Академик Илья Ильич Черняев, директор ИОНХа, видный специалист по платине, вызвал к себе двух своих докторов — Анну Дмитриевну Гельман и Абрама Михайловича Рубинштейна — и вручил им новое задание. Нужно срочно разрабатывать методы получения чистого плутония из растворов, где он будет находиться в комбинациях по крайней мере с двумя десятками других элементов, а каких именно, никто не знает.
— Вместо каких работ мы будем вести эту? — осведомились оба химика.,
— Не вместо, а сверх! — отрезал академик. — План института остается прежним, добавляется это задание, и притом сверхсрочно!
Анна Дмитриевна, секретарь парткома института, возмущенная ломкой исследовательской программы ИОНХа, добилась приема у зампреда Совнаркома — новое задание исходило от него. Первухин на второй фразе прервал рассерженного химика:
— Я сочувствую вам, но отменить задание не могу.

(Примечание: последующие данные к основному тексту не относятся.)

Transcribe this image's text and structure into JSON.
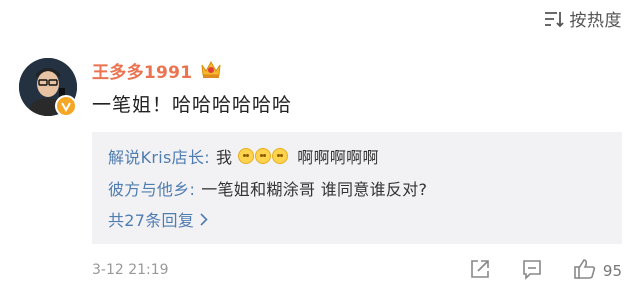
{
  "header": {
    "sort_label": "按热度"
  },
  "comment": {
    "username": "王多多1991",
    "text": "一笔姐！哈哈哈哈哈哈",
    "time": "3-12 21:19",
    "likes": "95"
  },
  "replies": [
    {
      "user": "解说Kris店长:",
      "text_before": "我",
      "text_after": "啊啊啊啊啊",
      "emoji_count": 3
    },
    {
      "user": "彼方与他乡:",
      "text": "一笔姐和糊涂哥 谁同意谁反对?"
    }
  ],
  "more_replies": "共27条回复",
  "colors": {
    "username": "#eb7350",
    "link": "#507daf",
    "reply_bg": "#f2f2f5"
  },
  "icons": [
    "sort-icon",
    "crown-badge-icon",
    "verified-badge-icon",
    "emoji-icon",
    "chevron-right-icon",
    "share-icon",
    "comment-icon",
    "like-icon"
  ]
}
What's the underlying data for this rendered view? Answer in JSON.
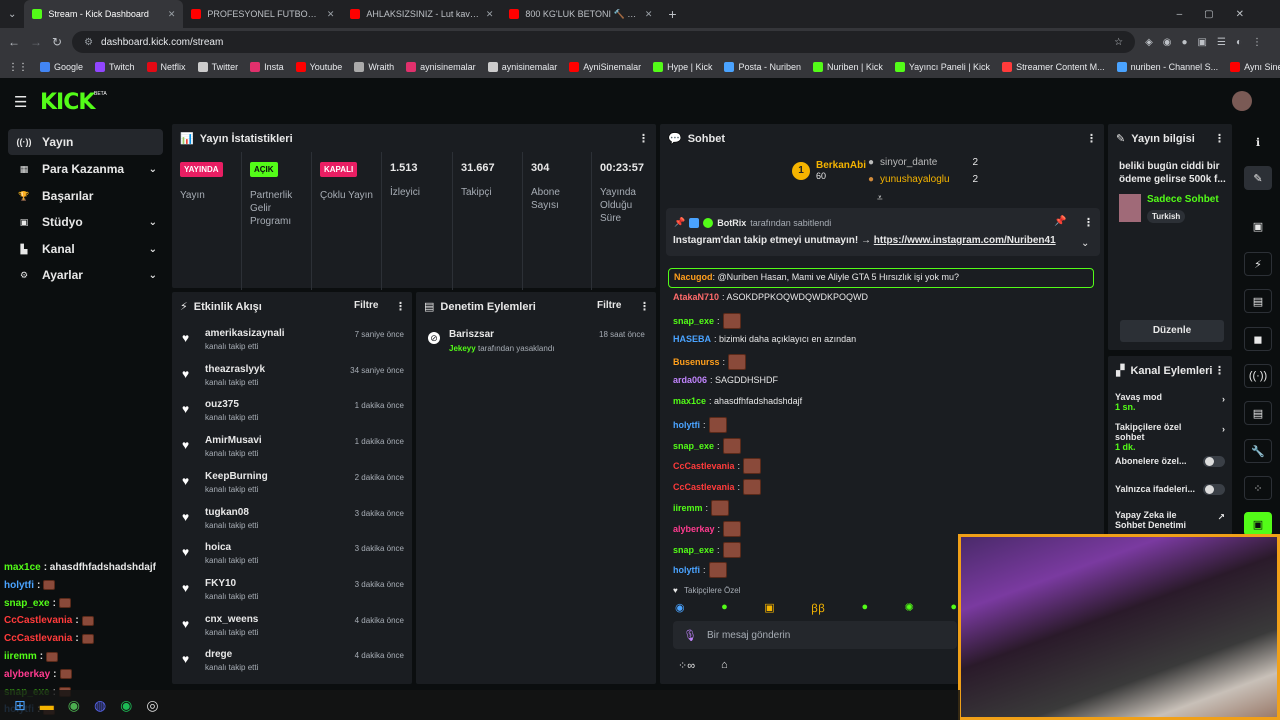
{
  "browser": {
    "tabs": [
      {
        "title": "Stream - Kick Dashboard",
        "color": "#53fc18",
        "active": true
      },
      {
        "title": "PROFESYONEL FUTBOLCU SEN",
        "color": "#ff0000",
        "active": false
      },
      {
        "title": "AHLAKSIZSINIZ - Lut kavminde",
        "color": "#ff0000",
        "active": false
      },
      {
        "title": "800 KG'LUK BETONI 🔨 KIRAR M",
        "color": "#ff0000",
        "active": false
      }
    ],
    "url": "dashboard.kick.com/stream",
    "bookmarks": [
      "Google",
      "Twitch",
      "Netflix",
      "Twitter",
      "Insta",
      "Youtube",
      "Wraith",
      "aynisinemalar",
      "aynisinemalar",
      "AyniSinemalar",
      "Hype | Kick",
      "Posta - Nuriben",
      "Nuriben | Kick",
      "Yayıncı Paneli | Kick",
      "Streamer Content M...",
      "nuriben - Channel S...",
      "Aynı Sinemalar - Ça..."
    ]
  },
  "kick": {
    "logo": "KICK",
    "beta": "BETA"
  },
  "sidebar": {
    "items": [
      {
        "label": "Yayın",
        "icon": "broadcast-icon",
        "glyph": "((·))",
        "chev": false
      },
      {
        "label": "Para Kazanma",
        "icon": "money-icon",
        "glyph": "▦",
        "chev": true
      },
      {
        "label": "Başarılar",
        "icon": "trophy-icon",
        "glyph": "🏆",
        "chev": false
      },
      {
        "label": "Stüdyo",
        "icon": "studio-icon",
        "glyph": "▣",
        "chev": true
      },
      {
        "label": "Kanal",
        "icon": "channel-icon",
        "glyph": "▙",
        "chev": true
      },
      {
        "label": "Ayarlar",
        "icon": "settings-icon",
        "glyph": "⚙",
        "chev": true
      }
    ]
  },
  "stats": {
    "title": "Yayın İstatistikleri",
    "cols": [
      {
        "badge": "YAYINDA",
        "badge_color": "#e91e63",
        "label": "Yayın"
      },
      {
        "badge": "AÇIK",
        "badge_color": "#53fc18",
        "label": "Partnerlik Gelir Programı"
      },
      {
        "badge": "KAPALI",
        "badge_color": "#e91e63",
        "label": "Çoklu Yayın"
      },
      {
        "num": "1.513",
        "label": "İzleyici"
      },
      {
        "num": "31.667",
        "label": "Takipçi"
      },
      {
        "num": "304",
        "label": "Abone Sayısı"
      },
      {
        "num": "00:23:57",
        "label": "Yayında Olduğu Süre"
      }
    ]
  },
  "activity": {
    "title": "Etkinlik Akışı",
    "filter": "Filtre",
    "events": [
      {
        "name": "amerikasizaynali",
        "sub": "kanalı takip etti",
        "time": "7 saniye önce"
      },
      {
        "name": "theazraslyyk",
        "sub": "kanalı takip etti",
        "time": "34 saniye önce"
      },
      {
        "name": "ouz375",
        "sub": "kanalı takip etti",
        "time": "1 dakika önce"
      },
      {
        "name": "AmirMusavi",
        "sub": "kanalı takip etti",
        "time": "1 dakika önce"
      },
      {
        "name": "KeepBurning",
        "sub": "kanalı takip etti",
        "time": "2 dakika önce"
      },
      {
        "name": "tugkan08",
        "sub": "kanalı takip etti",
        "time": "3 dakika önce"
      },
      {
        "name": "hoica",
        "sub": "kanalı takip etti",
        "time": "3 dakika önce"
      },
      {
        "name": "FKY10",
        "sub": "kanalı takip etti",
        "time": "3 dakika önce"
      },
      {
        "name": "cnx_weens",
        "sub": "kanalı takip etti",
        "time": "4 dakika önce"
      },
      {
        "name": "drege",
        "sub": "kanalı takip etti",
        "time": "4 dakika önce"
      }
    ]
  },
  "moderation": {
    "title": "Denetim Eylemleri",
    "filter": "Filtre",
    "item": {
      "name": "Bariszsar",
      "by": "Jekeyy",
      "action": "tarafından yasaklandı",
      "time": "18 saat önce"
    }
  },
  "chat": {
    "title": "Sohbet",
    "top": {
      "name": "BerkanAbi",
      "count": "60"
    },
    "leaders": [
      {
        "name": "sinyor_dante",
        "count": "2"
      },
      {
        "name": "yunushayaloglu",
        "count": "2"
      }
    ],
    "pinned": {
      "user": "BotRix",
      "by": "tarafından sabitlendi",
      "text": "Instagram'dan takip etmeyi unutmayın! →",
      "link": "https://www.instagram.com/Nuriben41"
    },
    "highlight": {
      "user": "Nacugod",
      "text": ": @Nuriben Hasan, Mami ve Aliyle GTA 5 Hırsızlık işi yok mu?"
    },
    "messages": [
      {
        "user": "AtakaN710",
        "color": "#ff6b6b",
        "text": ": ASOKDPPKOQWDQWDKPOQWD",
        "emote": false
      },
      {
        "user": "snap_exe",
        "color": "#53fc18",
        "text": ":",
        "emote": true
      },
      {
        "user": "HASEBA",
        "color": "#4aa3ff",
        "text": ": bizimki daha açıklayıcı en azından",
        "emote": false
      },
      {
        "user": "Busenurss",
        "color": "#ff9f1c",
        "text": ":",
        "emote": true
      },
      {
        "user": "arda006",
        "color": "#c084fc",
        "text": ": SAGDDHSHDF",
        "emote": false
      },
      {
        "user": "max1ce",
        "color": "#53fc18",
        "text": ": ahasdfhfadshadshdajf",
        "emote": false
      },
      {
        "user": "holytfi",
        "color": "#4aa3ff",
        "text": ":",
        "emote": true
      },
      {
        "user": "snap_exe",
        "color": "#53fc18",
        "text": ":",
        "emote": true
      },
      {
        "user": "CcCastlevania",
        "color": "#ff3b3b",
        "text": ":",
        "emote": true
      },
      {
        "user": "CcCastlevania",
        "color": "#ff3b3b",
        "text": ":",
        "emote": true
      },
      {
        "user": "iiremm",
        "color": "#53fc18",
        "text": ":",
        "emote": true
      },
      {
        "user": "alyberkay",
        "color": "#ff3b8f",
        "text": ":",
        "emote": true
      },
      {
        "user": "snap_exe",
        "color": "#53fc18",
        "text": ":",
        "emote": true
      },
      {
        "user": "holytfi",
        "color": "#4aa3ff",
        "text": ":",
        "emote": true
      }
    ],
    "mode_label": "Takipçilere Özel",
    "input_placeholder": "Bir mesaj gönderin"
  },
  "stream_info": {
    "title": "Yayın bilgisi",
    "stream_title": "beliki bugün ciddi bir ödeme gelirse 500k f...",
    "category": "Sadece Sohbet",
    "tag": "Turkish",
    "edit": "Düzenle"
  },
  "channel_actions": {
    "title": "Kanal Eylemleri",
    "items": [
      {
        "label": "Yavaş mod",
        "value": "1 sn."
      },
      {
        "label": "Takipçilere özel sohbet",
        "value": "1 dk."
      },
      {
        "label": "Abonelere özel...",
        "value": ""
      },
      {
        "label": "Yalnızca ifadeleri...",
        "value": ""
      },
      {
        "label": "Yapay Zeka ile Sohbet Denetimi",
        "value": ""
      }
    ]
  },
  "overlay_chat": [
    {
      "user": "max1ce",
      "color": "#53fc18",
      "text": ": ahasdfhfadshadshdajf"
    },
    {
      "user": "holytfi",
      "color": "#4aa3ff",
      "text": ":"
    },
    {
      "user": "snap_exe",
      "color": "#53fc18",
      "text": ":"
    },
    {
      "user": "CcCastlevania",
      "color": "#ff3b3b",
      "text": ":"
    },
    {
      "user": "CcCastlevania",
      "color": "#ff3b3b",
      "text": ":"
    },
    {
      "user": "iiremm",
      "color": "#53fc18",
      "text": ":"
    },
    {
      "user": "alyberkay",
      "color": "#ff3b8f",
      "text": ":"
    },
    {
      "user": "snap_exe",
      "color": "#53fc18",
      "text": ":"
    },
    {
      "user": "holytfi",
      "color": "#4aa3ff",
      "text": ":"
    }
  ],
  "colors": {
    "accent": "#53fc18",
    "live": "#e91e63",
    "bg": "#0b0e0f",
    "panel": "#1a1d21"
  }
}
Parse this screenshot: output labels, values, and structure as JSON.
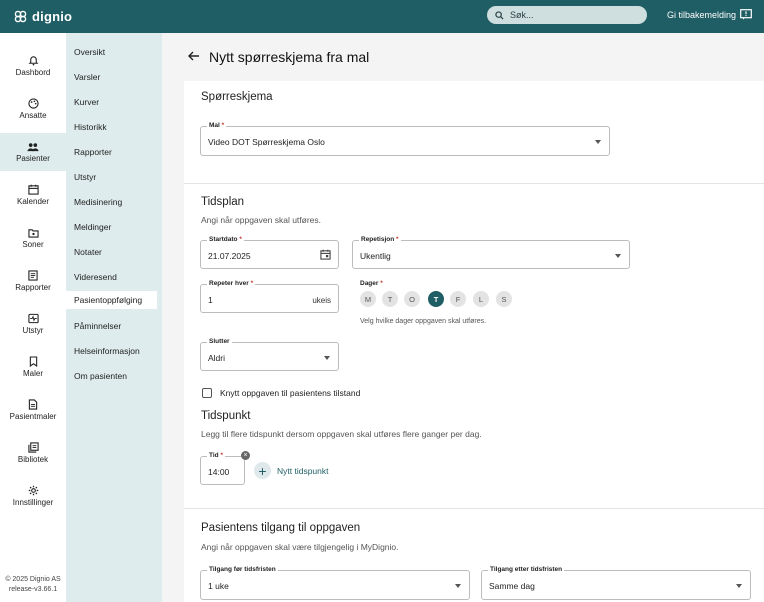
{
  "app": {
    "name": "dignio",
    "search_placeholder": "Søk...",
    "feedback_label": "Gi tilbakemelding"
  },
  "leftnav": {
    "items": [
      {
        "label": "Dashbord",
        "icon": "bell-icon"
      },
      {
        "label": "Ansatte",
        "icon": "palette-icon"
      },
      {
        "label": "Pasienter",
        "icon": "people-icon"
      },
      {
        "label": "Kalender",
        "icon": "calendar-icon"
      },
      {
        "label": "Soner",
        "icon": "folder-icon"
      },
      {
        "label": "Rapporter",
        "icon": "report-icon"
      },
      {
        "label": "Utstyr",
        "icon": "device-icon"
      },
      {
        "label": "Maler",
        "icon": "bookmark-icon"
      },
      {
        "label": "Pasientmaler",
        "icon": "document-icon"
      },
      {
        "label": "Bibliotek",
        "icon": "library-icon"
      },
      {
        "label": "Innstillinger",
        "icon": "gear-icon"
      }
    ],
    "active": "Pasienter",
    "footer_copyright": "© 2025 Dignio AS",
    "footer_release": "release-v3.66.1"
  },
  "subnav": {
    "items": [
      "Oversikt",
      "Varsler",
      "Kurver",
      "Historikk",
      "Rapporter",
      "Utstyr",
      "Medisinering",
      "Meldinger",
      "Notater",
      "Videresend",
      "Pasientoppfølging",
      "Påminnelser",
      "Helseinformasjon",
      "Om pasienten"
    ],
    "active": "Pasientoppfølging"
  },
  "page": {
    "title": "Nytt spørreskjema fra mal"
  },
  "form": {
    "questionnaire": {
      "section_title": "Spørreskjema",
      "template_label": "Mal",
      "template_value": "Video DOT Spørreskjema Oslo"
    },
    "schedule": {
      "section_title": "Tidsplan",
      "helper": "Angi når oppgaven skal utføres.",
      "start_label": "Startdato",
      "start_value": "21.07.2025",
      "repeat_label": "Repetisjon",
      "repeat_value": "Ukentlig",
      "interval_label": "Repeter hver",
      "interval_value": "1",
      "interval_unit": "ukeis",
      "days_label": "Dager",
      "days": [
        {
          "label": "M",
          "selected": false
        },
        {
          "label": "T",
          "selected": false
        },
        {
          "label": "O",
          "selected": false
        },
        {
          "label": "T",
          "selected": true
        },
        {
          "label": "F",
          "selected": false
        },
        {
          "label": "L",
          "selected": false
        },
        {
          "label": "S",
          "selected": false
        }
      ],
      "days_helper": "Velg hvilke dager oppgaven skal utføres.",
      "ends_label": "Slutter",
      "ends_value": "Aldri",
      "link_condition_label": "Knytt oppgaven til pasientens tilstand"
    },
    "time": {
      "section_title": "Tidspunkt",
      "helper": "Legg til flere tidspunkt dersom oppgaven skal utføres flere ganger per dag.",
      "time_label": "Tid",
      "time_value": "14:00",
      "add_label": "Nytt tidspunkt"
    },
    "access": {
      "section_title": "Pasientens tilgang til oppgaven",
      "helper": "Angi når oppgaven skal være tilgjengelig i MyDignio.",
      "before_label": "Tilgang før tidsfristen",
      "before_value": "1 uke",
      "after_label": "Tilgang etter tidsfristen",
      "after_value": "Samme dag"
    }
  },
  "colors": {
    "brand": "#1f5e64",
    "subnav_bg": "#dfeced",
    "required": "#c0392b"
  }
}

В нем заинтересованы наши физики-атомщики.
— Понятно, — сказала Анна Дмитриевна, ничего больше не уточняя.
И, возвратившись в свой институт, она стала детально разрабатывать методику глубокой очистки плутония.
О том, чтобы получить для экспериментов сам плутоний, и говорить было нечего, этот элемент имелся в стране лишь в индикаторных количествах, даже не в микрограммах. Методика очистки разрабатывалась на имитаторах — других элементах, сходных по своим химическим свойствам с плутонием.
Курчатов знал, что любое задание, выданное любой организации, будет выполняться со всем тщанием: стоило только намекнуть, что в нем заинтересованы физики — и можно не опасаться ни сопротивления, ни нерадивости. И если он иногда затруднялся, что требовать и какие установить сроки, то лишь потому, что не все еще было понятно ему самому.
Он искал главное направление, по какому надо было двигаться.
Программа, намеченная в 1943 году, выполнялась. Все направления поисков приводили к успеху. Но успех был неодинаков по значению. И хотя работы не были закончены, Курчатов видел, что на одних надо концентрировать усилия — выдать проектное задание, срочно подготавливать строительство заводов, — а другие оставлять в резерве.
Термодиффузионное разделение изотопов урана, начатое еще в Казани в 1943 году, перенесли в следующем году в Ленинград — Физтех возвратился в родные места. В Москве основные эксперименты вел Юрий Лазуркин. В Ленинграде аналогичные опыты ставили Кобеко, Русинов и другие физтеховцы. В 1946 году Александрова назначили директором Института физических проблем, он совмещал руководство институтом с темой, взятой у Курчатова. Лазуркин разрывался между бывшим «Капичником», где разместили лабораторию, и электростанцией МОГЭС, напротив Кремля: там проводились эксперименты в жидкой фазе и с паром. В решающие недели опыты шли круглые сутки. В зале для физиков отгородили железными листами угол. Пар свистел и одурял, температура поднималась до 40°, не хватало воздуха. Александров, как-то проработав несколько часов в такой атмосфере, потерял сознание. Эксперименты показали, что разделение урана идет неплохо, но требует много энергии и пара. Большая энергоемкость термодиффузионного способа делала его слишком дорогим. К таким же выводам пришли и «термодиффузионщики» Ленинграда. Курчатов просмотрел предварительные результаты, посоветовал доисследовать процесс, но для практического применения не взял. Можно было ограничиться отчетом по теме.